Unfortunately for Tony Smith’s side, also hoping to become the first side to qualify for Old Trafford from sixth, they delivered one of their scrappiest displays of what has been an otherwise wonderful 2021.
Instead, it is Catalans Dragons, roared on by their brilliant and electric home support, who deservedly made history, marching on to their own first Grand Final - just four years to the day since avoiding relegation in the Million Pound Game.
Ironically, it is a son of Hull, the former England coach Steve McNamara, who has helped mastermind their own transformation in the interim.
Indeed, few can begrudge the passionate Perpignan club their moment in what will hopefully also be a seminal moment for not only the development of Super League but French rugby league, too.

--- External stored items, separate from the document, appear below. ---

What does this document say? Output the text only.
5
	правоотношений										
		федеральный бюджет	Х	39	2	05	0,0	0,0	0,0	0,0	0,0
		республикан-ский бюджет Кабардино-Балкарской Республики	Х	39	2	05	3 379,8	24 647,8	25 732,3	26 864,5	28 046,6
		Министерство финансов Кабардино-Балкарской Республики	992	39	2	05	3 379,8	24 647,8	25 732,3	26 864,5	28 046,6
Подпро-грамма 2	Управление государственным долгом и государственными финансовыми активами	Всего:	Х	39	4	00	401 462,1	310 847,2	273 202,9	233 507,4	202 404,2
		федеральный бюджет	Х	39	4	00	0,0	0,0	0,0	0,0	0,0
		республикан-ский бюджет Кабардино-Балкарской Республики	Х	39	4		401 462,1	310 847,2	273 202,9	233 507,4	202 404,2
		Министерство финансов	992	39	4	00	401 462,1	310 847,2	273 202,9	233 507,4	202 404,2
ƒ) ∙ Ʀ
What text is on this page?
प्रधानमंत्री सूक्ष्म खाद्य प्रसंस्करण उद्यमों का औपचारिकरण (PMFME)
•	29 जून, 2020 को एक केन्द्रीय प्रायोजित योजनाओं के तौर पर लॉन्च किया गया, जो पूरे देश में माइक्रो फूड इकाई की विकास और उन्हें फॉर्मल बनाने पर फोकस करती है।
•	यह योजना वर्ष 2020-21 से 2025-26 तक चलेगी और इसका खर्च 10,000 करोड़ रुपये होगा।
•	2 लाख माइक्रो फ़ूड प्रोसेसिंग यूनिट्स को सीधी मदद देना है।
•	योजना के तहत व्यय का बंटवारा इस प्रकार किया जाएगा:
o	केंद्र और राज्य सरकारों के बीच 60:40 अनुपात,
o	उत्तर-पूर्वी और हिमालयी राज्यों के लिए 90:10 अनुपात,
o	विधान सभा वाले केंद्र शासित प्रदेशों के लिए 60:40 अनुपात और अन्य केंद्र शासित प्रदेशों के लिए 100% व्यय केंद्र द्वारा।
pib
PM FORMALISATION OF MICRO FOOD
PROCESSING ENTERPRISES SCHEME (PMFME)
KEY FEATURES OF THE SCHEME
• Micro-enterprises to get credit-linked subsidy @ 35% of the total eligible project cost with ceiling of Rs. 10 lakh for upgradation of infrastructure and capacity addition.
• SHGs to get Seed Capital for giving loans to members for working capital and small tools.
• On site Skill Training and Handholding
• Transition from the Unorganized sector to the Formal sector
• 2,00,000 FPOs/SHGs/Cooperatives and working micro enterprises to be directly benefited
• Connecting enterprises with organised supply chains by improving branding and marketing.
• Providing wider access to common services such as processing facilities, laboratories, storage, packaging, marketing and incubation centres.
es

The League Leaders’ Shield winners will play the victors of tomorrow’s other semi-final between champions St Helens and Leeds Rhinos in Manchester on Saturday week.
Catalans eventually ran out comfortable winners against opponents who, as with their 19-0 play-off win at Warrington Wolves, were missing a raft of first-team players.
However, the East Yorkshire club were given a pre-match boost not only because top try-scorer Ryan Hall returned just three weeks after suffering what was feared to be a season-ending biceps injury but also because Catalans star Sam Tomkins did not make the cut.
The England full-back, shortlisted for the Steve Prescott Man of Steel and so integral to the Dragons cause, failed a fitness test on his knee although he is adamant he will be OK for Old Trafford.
If anyone thought Tomkins’ absence could tip the tie in KR’s favour, they were proved sadly wrong but the visitors - who have done remarkably having finished bottom last term - will rue their errors.
They only trailed 12-4 at the break but - having gone behind to Ben Garcia’s ninth minute try - will be maddened by the manner in which they frittered away possession and chances.
Smith knew they had to be clinical to have any chance of success in Perpignan but their handling was too often clunky and misplaced while there were myriad ill-conceived offloads.
That said, they did break the Catalans line a number of times but on each occasion it ended with nothing.
Matty Storton broke down the middle but had no support before Jordan Abdull slipped Kane Linnett away down the left only for the Australian second-row to pass back infield to no one.
Shaun Kenny-Dowall found space on that left edge, too, courtesy of Hall but the captain spilled when trying to get a pass out as Mike McMeeken closed in.
Abdull fired a 40/20 which was more like a 50/10 only to see Will Dagger fling out a flimsy pass from dummy-half which gave away possession once more. It was infuriating.
Abdull’s towering kicks caused Arthur Morgue - Tomkins’ stand-in - all sorts of problems but Rovers still could not capitalise.
Instead, their former scrum-half Josh Drinkwater intercepted Abdull’s pass to scamper 80m and score Catalans’ second try in the 31st minte with James Maloney adding his second conversion.
Rovers did finally get things right when Abdull executed a perfect cut-out pass for Kenny-Dowall to get over five minutes later.
Smith’s side needed to score first after the interval but they suffered that significant blow when Morgue crossed within 53 seconds after Will Dagger failed to take Maloney’s high kick.
Thereafter, it was obvious they would turn the screw.
McMeeken’s offload saw Tom Davies sprint clear and, though KR covered, in the next play Fouad Yaha forced his way over in the opposite corner on the hour mark.
Drinkwater’s grubber saw Joe Chan make sure and, though Hall responded with a 74th minute try, it was only a consolation, Maloney rounding things off with a late penalty and sparking jubilant scenes on a famous and memorable night for Les Dracs.